Fig. 1: Single-cell deep mtDNA mutation detection with joint multiomics.

a, Schematic of ReDeeM workflow. GDN, 1% glyco-diosgenin (Methods). b, Comparison of mtDNA copy number and UMI group size per cell before and after mtDNA enrichment. UMI group size is the number of raw reads in each UMI group. Q30, sequencing quality score of 30 or above (accuracy ≥99.9%). c, Comparison of the total number of confident mtDNA mutations in 7,104 cells before mtDNA enrichment (via the mgatk package²⁸) and after (via UMI consensus calling). d, Mutational signatures in each class of mononucleotide and trinucleotide change by heavy (H) and light (L) strands under the optimized protocol.

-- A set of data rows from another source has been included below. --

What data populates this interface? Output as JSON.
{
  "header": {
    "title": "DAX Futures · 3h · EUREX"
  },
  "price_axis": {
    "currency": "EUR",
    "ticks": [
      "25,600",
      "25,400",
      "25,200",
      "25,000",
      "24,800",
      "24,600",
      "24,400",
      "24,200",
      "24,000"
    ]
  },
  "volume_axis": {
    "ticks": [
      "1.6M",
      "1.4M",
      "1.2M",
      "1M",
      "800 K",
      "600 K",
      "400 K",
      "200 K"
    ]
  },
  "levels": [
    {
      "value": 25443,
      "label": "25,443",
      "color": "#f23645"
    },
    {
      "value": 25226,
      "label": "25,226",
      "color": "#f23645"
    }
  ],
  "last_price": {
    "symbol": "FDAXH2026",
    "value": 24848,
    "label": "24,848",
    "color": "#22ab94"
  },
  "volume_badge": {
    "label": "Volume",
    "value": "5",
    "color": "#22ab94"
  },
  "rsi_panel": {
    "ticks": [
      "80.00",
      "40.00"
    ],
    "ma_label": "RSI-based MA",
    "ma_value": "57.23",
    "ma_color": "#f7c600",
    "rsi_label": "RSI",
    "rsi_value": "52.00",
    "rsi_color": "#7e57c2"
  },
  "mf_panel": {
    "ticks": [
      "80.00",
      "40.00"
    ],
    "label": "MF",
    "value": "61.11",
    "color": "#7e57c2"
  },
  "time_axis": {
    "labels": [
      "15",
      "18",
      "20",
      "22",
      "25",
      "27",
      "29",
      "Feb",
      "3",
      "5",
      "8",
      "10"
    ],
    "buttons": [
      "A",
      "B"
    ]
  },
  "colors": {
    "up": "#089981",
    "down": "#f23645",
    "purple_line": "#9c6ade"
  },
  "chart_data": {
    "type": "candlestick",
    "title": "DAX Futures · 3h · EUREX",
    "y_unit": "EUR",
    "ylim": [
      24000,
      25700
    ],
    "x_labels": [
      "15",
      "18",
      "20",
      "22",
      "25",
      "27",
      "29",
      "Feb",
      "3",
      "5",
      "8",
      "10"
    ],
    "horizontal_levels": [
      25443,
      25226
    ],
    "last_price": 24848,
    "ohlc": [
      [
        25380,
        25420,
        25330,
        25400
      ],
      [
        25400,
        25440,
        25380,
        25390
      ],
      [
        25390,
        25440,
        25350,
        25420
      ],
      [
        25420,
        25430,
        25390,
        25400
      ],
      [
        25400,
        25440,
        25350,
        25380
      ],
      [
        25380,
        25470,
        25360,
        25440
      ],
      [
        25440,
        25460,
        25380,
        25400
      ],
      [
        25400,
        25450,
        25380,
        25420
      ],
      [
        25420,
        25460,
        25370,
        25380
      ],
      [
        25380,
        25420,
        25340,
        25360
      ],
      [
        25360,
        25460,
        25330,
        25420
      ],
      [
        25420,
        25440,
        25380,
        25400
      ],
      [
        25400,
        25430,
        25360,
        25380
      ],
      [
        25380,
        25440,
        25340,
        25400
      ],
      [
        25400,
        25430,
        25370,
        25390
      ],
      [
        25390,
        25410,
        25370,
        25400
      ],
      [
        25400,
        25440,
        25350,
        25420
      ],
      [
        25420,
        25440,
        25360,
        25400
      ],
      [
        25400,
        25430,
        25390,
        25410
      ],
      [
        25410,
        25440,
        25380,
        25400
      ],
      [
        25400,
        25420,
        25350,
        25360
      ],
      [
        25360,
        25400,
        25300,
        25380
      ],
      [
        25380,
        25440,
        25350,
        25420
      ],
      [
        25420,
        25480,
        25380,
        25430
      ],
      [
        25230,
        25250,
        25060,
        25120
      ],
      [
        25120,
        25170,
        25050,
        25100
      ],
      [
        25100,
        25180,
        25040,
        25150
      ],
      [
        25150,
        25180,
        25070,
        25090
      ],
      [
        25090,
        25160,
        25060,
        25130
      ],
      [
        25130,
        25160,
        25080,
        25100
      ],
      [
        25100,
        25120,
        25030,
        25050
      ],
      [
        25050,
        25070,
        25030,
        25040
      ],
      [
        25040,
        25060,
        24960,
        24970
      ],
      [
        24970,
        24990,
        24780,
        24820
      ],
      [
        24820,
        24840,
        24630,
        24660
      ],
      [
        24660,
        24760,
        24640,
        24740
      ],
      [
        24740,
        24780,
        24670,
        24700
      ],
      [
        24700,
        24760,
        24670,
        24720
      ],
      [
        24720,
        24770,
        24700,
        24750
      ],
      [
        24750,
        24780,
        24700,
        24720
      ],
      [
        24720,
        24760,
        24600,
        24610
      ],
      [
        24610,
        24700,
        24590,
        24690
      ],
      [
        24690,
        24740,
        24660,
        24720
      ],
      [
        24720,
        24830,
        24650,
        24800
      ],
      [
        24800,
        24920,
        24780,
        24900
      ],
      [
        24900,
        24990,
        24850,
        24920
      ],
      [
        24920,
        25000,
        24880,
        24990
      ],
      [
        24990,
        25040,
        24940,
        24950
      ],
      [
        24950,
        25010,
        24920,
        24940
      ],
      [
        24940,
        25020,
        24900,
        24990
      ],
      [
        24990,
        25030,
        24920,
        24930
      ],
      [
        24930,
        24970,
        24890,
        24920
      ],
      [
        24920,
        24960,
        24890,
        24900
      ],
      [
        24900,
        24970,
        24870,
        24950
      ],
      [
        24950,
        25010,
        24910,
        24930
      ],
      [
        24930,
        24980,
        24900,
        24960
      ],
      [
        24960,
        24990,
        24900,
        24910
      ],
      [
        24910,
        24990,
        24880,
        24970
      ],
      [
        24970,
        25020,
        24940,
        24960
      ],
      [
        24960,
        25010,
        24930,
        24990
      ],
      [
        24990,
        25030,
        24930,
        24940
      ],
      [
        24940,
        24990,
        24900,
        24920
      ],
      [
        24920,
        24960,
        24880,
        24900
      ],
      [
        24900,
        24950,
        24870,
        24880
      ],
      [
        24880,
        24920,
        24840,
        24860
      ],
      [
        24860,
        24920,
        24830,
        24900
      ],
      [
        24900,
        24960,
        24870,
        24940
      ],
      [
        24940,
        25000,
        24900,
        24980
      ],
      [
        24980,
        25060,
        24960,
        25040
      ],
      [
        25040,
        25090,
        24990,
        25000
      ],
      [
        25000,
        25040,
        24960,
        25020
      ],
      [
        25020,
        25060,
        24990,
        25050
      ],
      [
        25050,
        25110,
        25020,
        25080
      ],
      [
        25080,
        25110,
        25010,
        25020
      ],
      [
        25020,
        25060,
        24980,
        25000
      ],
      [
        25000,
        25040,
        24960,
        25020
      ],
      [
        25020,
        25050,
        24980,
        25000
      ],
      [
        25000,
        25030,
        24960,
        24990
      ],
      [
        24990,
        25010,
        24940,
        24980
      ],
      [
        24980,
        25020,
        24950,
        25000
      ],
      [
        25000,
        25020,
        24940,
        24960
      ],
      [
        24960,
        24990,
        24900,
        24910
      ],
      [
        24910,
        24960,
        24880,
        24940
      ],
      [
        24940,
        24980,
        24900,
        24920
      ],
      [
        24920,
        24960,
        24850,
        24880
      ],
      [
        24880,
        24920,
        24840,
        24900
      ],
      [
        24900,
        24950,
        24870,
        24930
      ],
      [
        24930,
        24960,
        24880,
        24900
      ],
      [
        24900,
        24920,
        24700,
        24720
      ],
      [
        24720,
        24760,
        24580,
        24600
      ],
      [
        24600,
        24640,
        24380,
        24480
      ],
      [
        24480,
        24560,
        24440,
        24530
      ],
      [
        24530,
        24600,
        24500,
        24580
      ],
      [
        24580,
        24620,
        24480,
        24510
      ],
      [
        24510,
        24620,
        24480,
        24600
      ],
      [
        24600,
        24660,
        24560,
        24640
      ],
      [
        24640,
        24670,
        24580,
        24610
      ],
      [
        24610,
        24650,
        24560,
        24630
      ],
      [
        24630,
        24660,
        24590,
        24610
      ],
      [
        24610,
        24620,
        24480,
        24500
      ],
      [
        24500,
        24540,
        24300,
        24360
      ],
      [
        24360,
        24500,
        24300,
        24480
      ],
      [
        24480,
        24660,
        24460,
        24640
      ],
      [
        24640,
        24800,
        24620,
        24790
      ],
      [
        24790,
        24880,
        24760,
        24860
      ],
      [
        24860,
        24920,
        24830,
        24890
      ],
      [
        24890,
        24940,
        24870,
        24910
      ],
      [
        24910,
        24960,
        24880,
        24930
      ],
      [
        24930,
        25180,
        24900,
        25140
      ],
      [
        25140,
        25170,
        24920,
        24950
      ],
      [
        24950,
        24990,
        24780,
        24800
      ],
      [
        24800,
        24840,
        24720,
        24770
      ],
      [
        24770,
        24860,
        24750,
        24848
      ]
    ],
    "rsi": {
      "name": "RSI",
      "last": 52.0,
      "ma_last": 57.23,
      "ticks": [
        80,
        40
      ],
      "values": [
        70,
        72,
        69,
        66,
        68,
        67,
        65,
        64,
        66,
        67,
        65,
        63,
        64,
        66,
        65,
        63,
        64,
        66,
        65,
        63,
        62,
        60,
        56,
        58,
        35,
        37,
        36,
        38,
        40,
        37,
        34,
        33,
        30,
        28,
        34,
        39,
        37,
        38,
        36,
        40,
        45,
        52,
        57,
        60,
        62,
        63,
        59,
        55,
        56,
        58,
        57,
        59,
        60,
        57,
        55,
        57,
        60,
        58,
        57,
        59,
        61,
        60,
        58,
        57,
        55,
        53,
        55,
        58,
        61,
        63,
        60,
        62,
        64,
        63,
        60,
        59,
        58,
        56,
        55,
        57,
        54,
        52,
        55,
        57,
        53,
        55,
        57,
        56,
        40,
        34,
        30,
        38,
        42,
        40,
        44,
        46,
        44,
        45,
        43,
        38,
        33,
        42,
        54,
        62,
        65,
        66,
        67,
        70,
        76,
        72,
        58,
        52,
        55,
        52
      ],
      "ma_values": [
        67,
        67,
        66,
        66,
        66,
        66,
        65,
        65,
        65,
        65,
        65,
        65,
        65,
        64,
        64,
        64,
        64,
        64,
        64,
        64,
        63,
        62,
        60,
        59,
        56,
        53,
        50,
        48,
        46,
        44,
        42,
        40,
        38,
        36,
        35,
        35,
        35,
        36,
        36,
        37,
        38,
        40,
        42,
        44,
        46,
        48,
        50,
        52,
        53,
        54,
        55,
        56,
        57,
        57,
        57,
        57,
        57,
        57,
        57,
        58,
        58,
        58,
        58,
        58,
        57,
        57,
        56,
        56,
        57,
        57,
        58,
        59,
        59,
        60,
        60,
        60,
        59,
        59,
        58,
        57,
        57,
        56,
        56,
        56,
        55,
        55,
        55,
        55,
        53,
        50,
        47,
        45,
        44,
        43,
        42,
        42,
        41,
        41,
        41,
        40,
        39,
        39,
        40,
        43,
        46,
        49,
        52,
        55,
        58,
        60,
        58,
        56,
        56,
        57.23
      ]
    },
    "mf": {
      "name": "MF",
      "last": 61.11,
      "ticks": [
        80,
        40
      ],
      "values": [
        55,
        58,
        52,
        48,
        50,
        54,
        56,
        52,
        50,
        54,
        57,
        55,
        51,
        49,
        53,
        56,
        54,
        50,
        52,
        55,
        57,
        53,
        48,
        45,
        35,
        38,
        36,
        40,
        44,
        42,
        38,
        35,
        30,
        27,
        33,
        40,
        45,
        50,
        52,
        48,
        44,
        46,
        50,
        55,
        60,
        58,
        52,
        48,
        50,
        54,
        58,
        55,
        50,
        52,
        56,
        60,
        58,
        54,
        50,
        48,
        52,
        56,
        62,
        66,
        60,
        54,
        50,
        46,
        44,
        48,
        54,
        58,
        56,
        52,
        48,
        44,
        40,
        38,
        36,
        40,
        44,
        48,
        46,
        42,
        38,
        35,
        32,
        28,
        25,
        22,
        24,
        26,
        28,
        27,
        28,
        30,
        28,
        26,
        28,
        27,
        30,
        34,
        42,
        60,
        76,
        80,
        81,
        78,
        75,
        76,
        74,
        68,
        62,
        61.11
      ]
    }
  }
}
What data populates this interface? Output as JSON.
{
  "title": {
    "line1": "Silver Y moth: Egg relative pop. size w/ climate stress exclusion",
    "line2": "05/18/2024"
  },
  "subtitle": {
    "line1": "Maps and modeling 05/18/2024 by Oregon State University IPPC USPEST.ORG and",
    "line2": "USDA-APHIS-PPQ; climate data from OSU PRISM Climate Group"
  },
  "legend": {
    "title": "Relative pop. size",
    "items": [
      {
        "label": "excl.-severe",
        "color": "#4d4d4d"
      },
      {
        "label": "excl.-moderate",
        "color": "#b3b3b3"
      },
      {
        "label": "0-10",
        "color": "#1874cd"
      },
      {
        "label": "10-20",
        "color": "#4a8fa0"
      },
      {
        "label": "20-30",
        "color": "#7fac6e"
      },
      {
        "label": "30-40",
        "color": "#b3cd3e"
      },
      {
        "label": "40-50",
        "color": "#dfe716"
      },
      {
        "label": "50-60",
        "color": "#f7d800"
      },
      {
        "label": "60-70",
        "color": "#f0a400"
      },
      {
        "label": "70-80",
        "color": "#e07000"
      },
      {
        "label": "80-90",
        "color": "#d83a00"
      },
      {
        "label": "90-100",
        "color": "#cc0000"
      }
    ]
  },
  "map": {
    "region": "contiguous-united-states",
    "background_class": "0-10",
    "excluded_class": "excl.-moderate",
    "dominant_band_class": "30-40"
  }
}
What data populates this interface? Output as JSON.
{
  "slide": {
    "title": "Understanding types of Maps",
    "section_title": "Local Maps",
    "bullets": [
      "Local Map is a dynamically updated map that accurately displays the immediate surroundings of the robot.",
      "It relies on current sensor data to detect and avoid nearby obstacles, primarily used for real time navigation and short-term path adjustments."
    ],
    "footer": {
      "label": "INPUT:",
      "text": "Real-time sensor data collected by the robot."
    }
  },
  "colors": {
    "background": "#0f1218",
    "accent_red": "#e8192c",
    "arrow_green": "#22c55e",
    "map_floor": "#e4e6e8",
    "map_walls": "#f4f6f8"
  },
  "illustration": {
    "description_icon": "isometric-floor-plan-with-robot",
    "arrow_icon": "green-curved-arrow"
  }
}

Mutational signatures are compared across unfiltered (top), 4,831 mtDNA mutations via UMI consensus calling (middle) and a previously reported mtDNA mutational signature in bulk (bottom, adapted from ref. ³⁵). e, Distribution of the number of confident mtDNA mutations per cell before (via mgatk) and after mtDNA enrichment (via UMI consensus calling). f, Network connectedness analysis before (via mgatk, left) and after mtDNA enrichment (via UMI consensus calling, right). Each dot represents one cell and each line connects cells with shared mutations. Connectedness is defined as the number of ‘neighbour’ cells sharing at least one mtDNA mutation with any given cell. Lib., library.